Contoh paling sederhana memakai RecursiveTask.

import java.util.concurrent.RecursiveTask;

final class SumTask extends RecursiveTask<Long> {
    private static final int THRESHOLD = 10_000;

    private final long[] values;
    private final int startInclusive;
    private final int endExclusive;

    SumTask(long[] values, int startInclusive, int endExclusive) {
        this.values = values;
        this.startInclusive = startInclusive;
        this.endExclusive = endExclusive;
    }

    @Override
    protected Long compute() {
        int size = endExclusive - startInclusive;
        if (size <= THRESHOLD) {
            long sum = 0;
            for (int i = startInclusive; i < endExclusive; i++) {
                sum += values[i];
            }
            return sum;
        }

        int mid = startInclusive + size / 2;
        SumTask left = new SumTask(values, startInclusive, mid);
        SumTask right = new SumTask(values, mid, endExclusive);

        left.fork();
        long rightResult = right.compute();
        long leftResult = left.join();

        return leftResult + rightResult;
    }
}

Cara menjalankan:

try (ForkJoinPool pool = new ForkJoinPool()) {
    long result = pool.invoke(new SumTask(values, 0, values.length));
    System.out.println(result);
}

Catatan: ForkJoinPool mengimplementasikan ExecutorService, tetapi konsep task internalnya berbeda dari sekadar submit() task biasa.

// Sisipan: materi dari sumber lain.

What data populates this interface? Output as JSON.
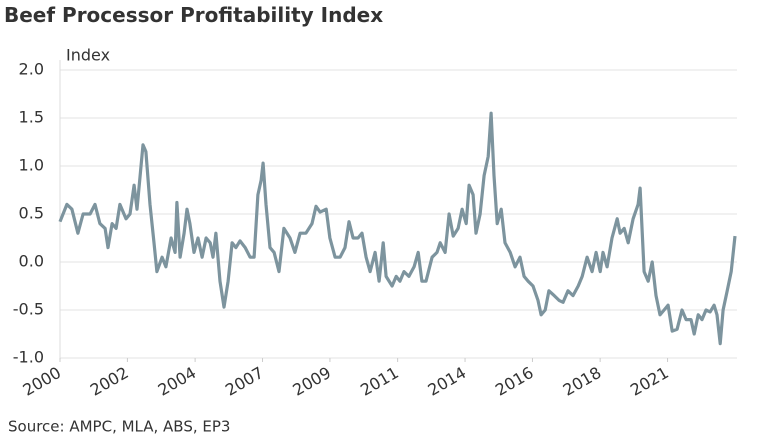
{
  "chart_data": {
    "type": "line",
    "title": "Beef Processor Profitability Index",
    "y_axis_label": "Index",
    "source": "Source: AMPC, MLA, ABS, EP3",
    "xlim": [
      2000,
      2023.4
    ],
    "xticks": [
      2000,
      {
        "value": 2002.33,
        "label": "2002"
      },
      {
        "value": 2004.67,
        "label": "2004"
      },
      2007,
      {
        "value": 2009.33,
        "label": "2009"
      },
      {
        "value": 2011.67,
        "label": "2011"
      },
      2014,
      {
        "value": 2016.33,
        "label": "2016"
      },
      {
        "value": 2018.67,
        "label": "2018"
      },
      2021
    ],
    "ylim": [
      -1,
      2
    ],
    "yticks": [
      {
        "value": -1,
        "label": "-1.0"
      },
      -0.5,
      {
        "value": 0,
        "label": "0.0"
      },
      0.5,
      {
        "value": 1,
        "label": "1.0"
      },
      1.5,
      {
        "value": 2,
        "label": "2.0"
      }
    ],
    "grid": true,
    "series": [
      {
        "color": "#7d949e",
        "x": [
          2000.0,
          2000.24,
          2000.41,
          2000.62,
          2000.8,
          2001.04,
          2001.21,
          2001.38,
          2001.56,
          2001.66,
          2001.8,
          2001.94,
          2002.07,
          2002.28,
          2002.42,
          2002.56,
          2002.66,
          2002.87,
          2002.97,
          2003.11,
          2003.25,
          2003.35,
          2003.53,
          2003.66,
          2003.84,
          2003.98,
          2004.04,
          2004.15,
          2004.29,
          2004.39,
          2004.49,
          2004.63,
          2004.77,
          2004.91,
          2005.05,
          2005.19,
          2005.29,
          2005.39,
          2005.53,
          2005.67,
          2005.81,
          2005.95,
          2006.08,
          2006.22,
          2006.4,
          2006.57,
          2006.71,
          2006.84,
          2006.95,
          2007.02,
          2007.12,
          2007.26,
          2007.4,
          2007.57,
          2007.74,
          2007.95,
          2008.12,
          2008.3,
          2008.5,
          2008.71,
          2008.85,
          2008.99,
          2009.2,
          2009.33,
          2009.51,
          2009.68,
          2009.85,
          2009.99,
          2010.13,
          2010.3,
          2010.44,
          2010.58,
          2010.72,
          2010.89,
          2011.03,
          2011.17,
          2011.27,
          2011.48,
          2011.62,
          2011.75,
          2011.89,
          2012.06,
          2012.24,
          2012.38,
          2012.51,
          2012.65,
          2012.86,
          2013.03,
          2013.14,
          2013.31,
          2013.45,
          2013.59,
          2013.76,
          2013.9,
          2014.04,
          2014.14,
          2014.28,
          2014.38,
          2014.52,
          2014.66,
          2014.8,
          2014.9,
          2015.0,
          2015.11,
          2015.25,
          2015.38,
          2015.56,
          2015.73,
          2015.9,
          2016.04,
          2016.18,
          2016.35,
          2016.52,
          2016.63,
          2016.77,
          2016.9,
          2017.08,
          2017.25,
          2017.39,
          2017.56,
          2017.73,
          2017.91,
          2018.05,
          2018.22,
          2018.39,
          2018.53,
          2018.67,
          2018.77,
          2018.91,
          2019.08,
          2019.26,
          2019.36,
          2019.5,
          2019.64,
          2019.81,
          2019.98,
          2020.05,
          2020.19,
          2020.33,
          2020.47,
          2020.6,
          2020.74,
          2020.88,
          2021.02,
          2021.16,
          2021.33,
          2021.5,
          2021.64,
          2021.81,
          2021.92,
          2022.06,
          2022.19,
          2022.33,
          2022.47,
          2022.61,
          2022.71,
          2022.82,
          2022.92,
          2023.06,
          2023.2,
          2023.33
        ],
        "values": [
          0.42,
          0.6,
          0.55,
          0.3,
          0.5,
          0.5,
          0.6,
          0.4,
          0.35,
          0.15,
          0.4,
          0.35,
          0.6,
          0.45,
          0.5,
          0.8,
          0.55,
          1.22,
          1.15,
          0.6,
          0.2,
          -0.1,
          0.05,
          -0.05,
          0.25,
          0.1,
          0.62,
          0.05,
          0.3,
          0.55,
          0.4,
          0.1,
          0.25,
          0.05,
          0.25,
          0.2,
          0.05,
          0.3,
          -0.2,
          -0.47,
          -0.2,
          0.2,
          0.15,
          0.22,
          0.15,
          0.05,
          0.05,
          0.7,
          0.85,
          1.03,
          0.6,
          0.15,
          0.1,
          -0.1,
          0.35,
          0.25,
          0.1,
          0.3,
          0.3,
          0.4,
          0.58,
          0.52,
          0.55,
          0.25,
          0.05,
          0.05,
          0.15,
          0.42,
          0.25,
          0.25,
          0.3,
          0.05,
          -0.1,
          0.1,
          -0.2,
          0.2,
          -0.15,
          -0.25,
          -0.15,
          -0.2,
          -0.1,
          -0.15,
          -0.05,
          0.1,
          -0.2,
          -0.2,
          0.05,
          0.1,
          0.2,
          0.1,
          0.5,
          0.27,
          0.35,
          0.55,
          0.4,
          0.8,
          0.7,
          0.3,
          0.5,
          0.9,
          1.1,
          1.55,
          0.9,
          0.4,
          0.55,
          0.2,
          0.1,
          -0.05,
          0.05,
          -0.15,
          -0.2,
          -0.25,
          -0.4,
          -0.55,
          -0.5,
          -0.3,
          -0.35,
          -0.4,
          -0.42,
          -0.3,
          -0.35,
          -0.25,
          -0.15,
          0.05,
          -0.1,
          0.1,
          -0.1,
          0.1,
          -0.05,
          0.25,
          0.45,
          0.3,
          0.35,
          0.2,
          0.45,
          0.6,
          0.77,
          -0.1,
          -0.2,
          0.0,
          -0.35,
          -0.55,
          -0.5,
          -0.45,
          -0.72,
          -0.7,
          -0.5,
          -0.6,
          -0.6,
          -0.75,
          -0.55,
          -0.6,
          -0.5,
          -0.52,
          -0.45,
          -0.55,
          -0.85,
          -0.5,
          -0.3,
          -0.1,
          0.27
        ]
      }
    ]
  }
}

5. Pola fork one, compute one, join one

Perhatikan bagian ini:

left.fork();
long rightResult = right.compute();
long leftResult = left.join();

Kenapa tidak begini?

left.fork();
right.fork();
return left.join() + right.join();

Versi kedua membuat task saat ini hanya menjadi scheduler kecil lalu menunggu. Versi pertama menjaga worker tetap melakukan kerja aktual pada salah satu branch.

Mental model:

Fork satu branch untuk dicuri worker lain, kerjakan branch lain sendiri, lalu join hasil branch yang difork.

Ini mengurangi overhead dan meningkatkan locality.


6. Correctness Invariant dalam Fork/Join

Fork/join bukan membebaskan kita dari correctness. Ia hanya mengatur eksekusi.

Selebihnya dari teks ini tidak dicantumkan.